Collection date: Jul 1904

Area: Somerset - Langport & Huish Episcopi


Mrs Emma Overd (1838-1928): age 65, 46 songs collected on 11 occasions commencing 30/7/1904: Emma Overd was easily the most important and prolific singer in Langport. Her songs 'Bruton Town' (FT263), 'Wraggle-Taggle Gipsies' (FT264), 'Sweet Kitty' (FT295) and 'Geordie' (FT312) were all published in Folk Songs from Somerset vol1. 'The Crabfish' (FT296) in vol3 was followed by 'Briery Bush' (FT2030) and 'New Year's Song' (FT2032) in vol5.

Emma Overd was born on 10 Oct 1838 at Portfield in nearby Curry Rivel parish. She was the 4th child (3rd daughter) of Charles Weaver, an agricultural labourer and his wife Elizabeth. Emma’s mother died in 1846 and the children were brought up by their paternal grandmother Rebecca Weaver. Emma could sign her name and must have had some education. Aged 22, she married William Overd, an agricultural labourer on 25 Feb 1860 at Curry Rivel church. They had 9 children, three of whom died young. In 1871 and 1881 they were living at Wick, a hamlet just outside Langport to the west. In 1891 Emma still had 2 sons at home and she was listed as a ‘willow-peeler’. By 1901 census (RG13/2289 f10 p11) Emma was living at Langport Westover in Knapps Lane next door to Susan Trott (widow, 80) and next to her was Edward Trott age 33 and Ellen Trott (née Hutchings) with their 8 children. Emma was 63 by then and the census did not give her any occupation but she was known to have continued her work as a willow stripper at the works nearby.

Knapps Lane cottages were close to the railway line (100 yards west of the River Parrett) and have now been demolished. In Fox Strangways biography of Sharp (OUP 1933 p36) the story is related that Sharp went to find Emma Overd who had ‘a great reputation as a singer’ and located her outside the pub, when she cried out: ’Lor, girls, here’s my beau come at last’. This apparently shocked the vicar who, with his daughter, was accompanying Sharp. This would not have been Marson, who was unshockable, nor indeed Rev David Ross, vicar of Langport, who only had two young sons to his name.
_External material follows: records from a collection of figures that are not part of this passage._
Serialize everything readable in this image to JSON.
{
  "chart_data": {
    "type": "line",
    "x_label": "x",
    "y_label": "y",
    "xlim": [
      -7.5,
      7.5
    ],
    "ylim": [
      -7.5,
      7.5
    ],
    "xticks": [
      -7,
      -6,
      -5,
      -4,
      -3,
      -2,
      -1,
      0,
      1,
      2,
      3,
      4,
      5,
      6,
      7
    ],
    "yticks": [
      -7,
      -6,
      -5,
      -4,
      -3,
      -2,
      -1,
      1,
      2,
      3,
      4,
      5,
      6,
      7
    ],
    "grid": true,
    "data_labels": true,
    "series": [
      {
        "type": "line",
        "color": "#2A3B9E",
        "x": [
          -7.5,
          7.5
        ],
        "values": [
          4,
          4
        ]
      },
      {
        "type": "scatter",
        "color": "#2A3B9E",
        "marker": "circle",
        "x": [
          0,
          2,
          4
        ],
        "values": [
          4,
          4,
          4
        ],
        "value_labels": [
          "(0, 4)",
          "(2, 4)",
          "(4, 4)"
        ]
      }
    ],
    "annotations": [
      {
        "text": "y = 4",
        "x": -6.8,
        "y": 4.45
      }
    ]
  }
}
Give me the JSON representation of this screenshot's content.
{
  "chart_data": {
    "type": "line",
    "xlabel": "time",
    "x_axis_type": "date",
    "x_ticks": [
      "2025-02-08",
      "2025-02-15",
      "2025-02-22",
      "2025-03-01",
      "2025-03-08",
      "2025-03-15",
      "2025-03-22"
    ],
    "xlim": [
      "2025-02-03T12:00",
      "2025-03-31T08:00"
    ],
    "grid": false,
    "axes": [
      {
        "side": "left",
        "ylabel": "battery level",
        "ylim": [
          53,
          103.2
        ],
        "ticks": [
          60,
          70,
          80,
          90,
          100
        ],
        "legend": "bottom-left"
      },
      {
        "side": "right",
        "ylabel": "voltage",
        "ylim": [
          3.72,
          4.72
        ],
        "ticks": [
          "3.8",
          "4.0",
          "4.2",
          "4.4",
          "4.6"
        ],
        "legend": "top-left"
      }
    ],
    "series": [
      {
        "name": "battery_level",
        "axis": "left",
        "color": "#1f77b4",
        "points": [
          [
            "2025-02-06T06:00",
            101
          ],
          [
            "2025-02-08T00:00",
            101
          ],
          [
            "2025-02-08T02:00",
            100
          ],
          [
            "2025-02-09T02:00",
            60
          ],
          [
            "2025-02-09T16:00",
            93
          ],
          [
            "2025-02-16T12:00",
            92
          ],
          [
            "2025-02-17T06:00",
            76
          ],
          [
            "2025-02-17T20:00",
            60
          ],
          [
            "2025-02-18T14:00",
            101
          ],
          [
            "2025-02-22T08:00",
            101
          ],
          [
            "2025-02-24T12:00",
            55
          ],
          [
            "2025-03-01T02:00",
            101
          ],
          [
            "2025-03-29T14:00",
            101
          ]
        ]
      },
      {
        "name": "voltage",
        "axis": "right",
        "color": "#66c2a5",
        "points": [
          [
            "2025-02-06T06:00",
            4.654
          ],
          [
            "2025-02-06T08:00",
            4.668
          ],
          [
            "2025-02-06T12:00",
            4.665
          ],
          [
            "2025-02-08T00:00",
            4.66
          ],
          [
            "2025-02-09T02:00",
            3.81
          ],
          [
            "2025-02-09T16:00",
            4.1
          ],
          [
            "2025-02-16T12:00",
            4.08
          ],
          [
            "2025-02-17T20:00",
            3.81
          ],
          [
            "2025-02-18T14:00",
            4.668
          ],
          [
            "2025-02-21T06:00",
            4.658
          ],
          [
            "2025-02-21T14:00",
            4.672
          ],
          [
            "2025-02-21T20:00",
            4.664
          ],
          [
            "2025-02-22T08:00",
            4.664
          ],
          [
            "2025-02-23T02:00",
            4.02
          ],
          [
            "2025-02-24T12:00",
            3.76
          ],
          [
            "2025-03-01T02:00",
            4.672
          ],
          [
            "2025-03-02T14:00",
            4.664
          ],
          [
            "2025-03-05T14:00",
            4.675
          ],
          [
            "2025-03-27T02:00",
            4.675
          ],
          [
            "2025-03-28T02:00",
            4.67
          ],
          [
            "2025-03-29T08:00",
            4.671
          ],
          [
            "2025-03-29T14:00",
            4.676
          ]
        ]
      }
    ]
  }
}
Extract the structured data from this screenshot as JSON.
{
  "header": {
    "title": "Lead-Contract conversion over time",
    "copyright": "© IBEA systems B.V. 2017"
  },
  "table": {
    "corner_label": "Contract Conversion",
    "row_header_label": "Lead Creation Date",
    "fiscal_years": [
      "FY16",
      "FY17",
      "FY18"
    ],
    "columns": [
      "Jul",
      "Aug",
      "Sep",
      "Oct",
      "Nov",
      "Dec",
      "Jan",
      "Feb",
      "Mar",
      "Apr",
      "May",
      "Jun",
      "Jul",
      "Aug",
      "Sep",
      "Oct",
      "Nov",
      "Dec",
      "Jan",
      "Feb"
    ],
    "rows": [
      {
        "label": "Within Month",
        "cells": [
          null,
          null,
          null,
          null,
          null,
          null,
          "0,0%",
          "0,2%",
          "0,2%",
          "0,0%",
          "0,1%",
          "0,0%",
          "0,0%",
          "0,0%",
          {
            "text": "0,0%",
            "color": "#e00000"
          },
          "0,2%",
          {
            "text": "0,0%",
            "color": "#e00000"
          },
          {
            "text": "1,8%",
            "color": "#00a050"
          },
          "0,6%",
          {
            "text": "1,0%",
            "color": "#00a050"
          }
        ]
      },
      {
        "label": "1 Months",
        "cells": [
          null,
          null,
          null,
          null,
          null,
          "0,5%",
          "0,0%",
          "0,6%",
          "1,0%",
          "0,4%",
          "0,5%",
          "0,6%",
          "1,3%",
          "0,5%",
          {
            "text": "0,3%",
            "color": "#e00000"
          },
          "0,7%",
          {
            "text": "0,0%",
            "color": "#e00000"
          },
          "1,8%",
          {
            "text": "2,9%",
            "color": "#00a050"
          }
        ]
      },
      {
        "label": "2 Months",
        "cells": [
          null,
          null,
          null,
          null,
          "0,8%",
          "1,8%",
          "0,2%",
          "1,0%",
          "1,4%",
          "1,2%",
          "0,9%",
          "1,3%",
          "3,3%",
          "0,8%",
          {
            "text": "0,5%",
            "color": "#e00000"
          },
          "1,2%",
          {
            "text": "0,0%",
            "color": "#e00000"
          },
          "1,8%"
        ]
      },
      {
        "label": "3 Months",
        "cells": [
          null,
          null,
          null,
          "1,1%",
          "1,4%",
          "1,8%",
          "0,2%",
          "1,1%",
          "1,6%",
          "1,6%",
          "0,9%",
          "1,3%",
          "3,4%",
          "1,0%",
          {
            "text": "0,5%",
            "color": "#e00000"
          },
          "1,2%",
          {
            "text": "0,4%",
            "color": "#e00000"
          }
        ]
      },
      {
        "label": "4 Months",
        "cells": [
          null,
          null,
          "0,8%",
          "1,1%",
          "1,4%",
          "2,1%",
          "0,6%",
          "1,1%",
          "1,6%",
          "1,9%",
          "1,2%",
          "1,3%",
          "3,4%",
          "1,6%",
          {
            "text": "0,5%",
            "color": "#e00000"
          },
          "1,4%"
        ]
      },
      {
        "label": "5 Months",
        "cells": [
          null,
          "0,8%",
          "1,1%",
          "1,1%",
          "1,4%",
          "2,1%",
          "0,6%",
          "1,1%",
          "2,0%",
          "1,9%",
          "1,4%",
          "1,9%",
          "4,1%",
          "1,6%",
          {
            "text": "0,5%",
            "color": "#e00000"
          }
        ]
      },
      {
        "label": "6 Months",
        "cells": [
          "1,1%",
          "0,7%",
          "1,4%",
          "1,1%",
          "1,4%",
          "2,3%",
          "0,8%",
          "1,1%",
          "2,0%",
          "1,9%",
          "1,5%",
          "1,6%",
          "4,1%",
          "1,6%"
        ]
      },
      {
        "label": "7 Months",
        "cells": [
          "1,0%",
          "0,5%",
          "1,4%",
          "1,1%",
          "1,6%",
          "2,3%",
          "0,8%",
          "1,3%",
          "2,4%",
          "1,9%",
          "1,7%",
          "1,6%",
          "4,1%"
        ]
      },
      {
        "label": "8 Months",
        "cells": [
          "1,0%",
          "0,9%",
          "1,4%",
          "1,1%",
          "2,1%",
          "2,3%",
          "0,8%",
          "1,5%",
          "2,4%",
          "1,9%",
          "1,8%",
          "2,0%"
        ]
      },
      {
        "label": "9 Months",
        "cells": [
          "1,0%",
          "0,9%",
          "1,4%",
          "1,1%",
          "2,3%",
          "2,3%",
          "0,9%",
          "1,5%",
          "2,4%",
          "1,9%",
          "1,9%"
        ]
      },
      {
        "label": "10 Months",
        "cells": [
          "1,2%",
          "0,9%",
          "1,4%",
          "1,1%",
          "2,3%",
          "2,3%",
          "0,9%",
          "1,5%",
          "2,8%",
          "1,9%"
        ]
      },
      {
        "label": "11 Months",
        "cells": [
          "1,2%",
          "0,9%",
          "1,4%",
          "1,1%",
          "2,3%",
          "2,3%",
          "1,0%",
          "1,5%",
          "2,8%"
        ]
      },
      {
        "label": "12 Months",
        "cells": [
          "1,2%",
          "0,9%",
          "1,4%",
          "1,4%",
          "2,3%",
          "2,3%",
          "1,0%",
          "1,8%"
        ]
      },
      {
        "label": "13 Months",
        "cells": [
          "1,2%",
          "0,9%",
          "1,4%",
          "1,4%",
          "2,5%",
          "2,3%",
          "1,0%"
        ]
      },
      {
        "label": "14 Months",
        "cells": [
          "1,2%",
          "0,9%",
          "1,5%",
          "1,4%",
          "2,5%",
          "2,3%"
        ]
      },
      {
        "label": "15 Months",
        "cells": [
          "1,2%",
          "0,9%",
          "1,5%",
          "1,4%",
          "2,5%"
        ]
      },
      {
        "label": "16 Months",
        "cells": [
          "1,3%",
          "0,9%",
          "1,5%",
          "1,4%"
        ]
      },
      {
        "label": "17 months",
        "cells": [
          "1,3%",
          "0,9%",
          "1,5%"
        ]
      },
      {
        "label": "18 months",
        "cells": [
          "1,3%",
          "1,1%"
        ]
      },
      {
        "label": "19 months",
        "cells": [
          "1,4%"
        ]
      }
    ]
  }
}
It must have been Rev Joseph Stubbs, vicar of Huish Episcopi, recently widowed but whose adult daughter Ella, aged 24, may have been in attendance.

Emma’s 4th and youngest son William Overd (b1866) was the father of Herbert Overd (b1905), who was interviewed by David Bland in 1974. Herbert told the story that Emma Overd ‘was known to go down every Friday to draw her OAP pension at the Post Office and then call in the Railway Hotel ... if she had half a pint or a pint, she’d sing’. (David Bland Box 6 folder 3).

Emma Overd’s husband William died in 1914 but Emma lived on till June 1928 (aged 89).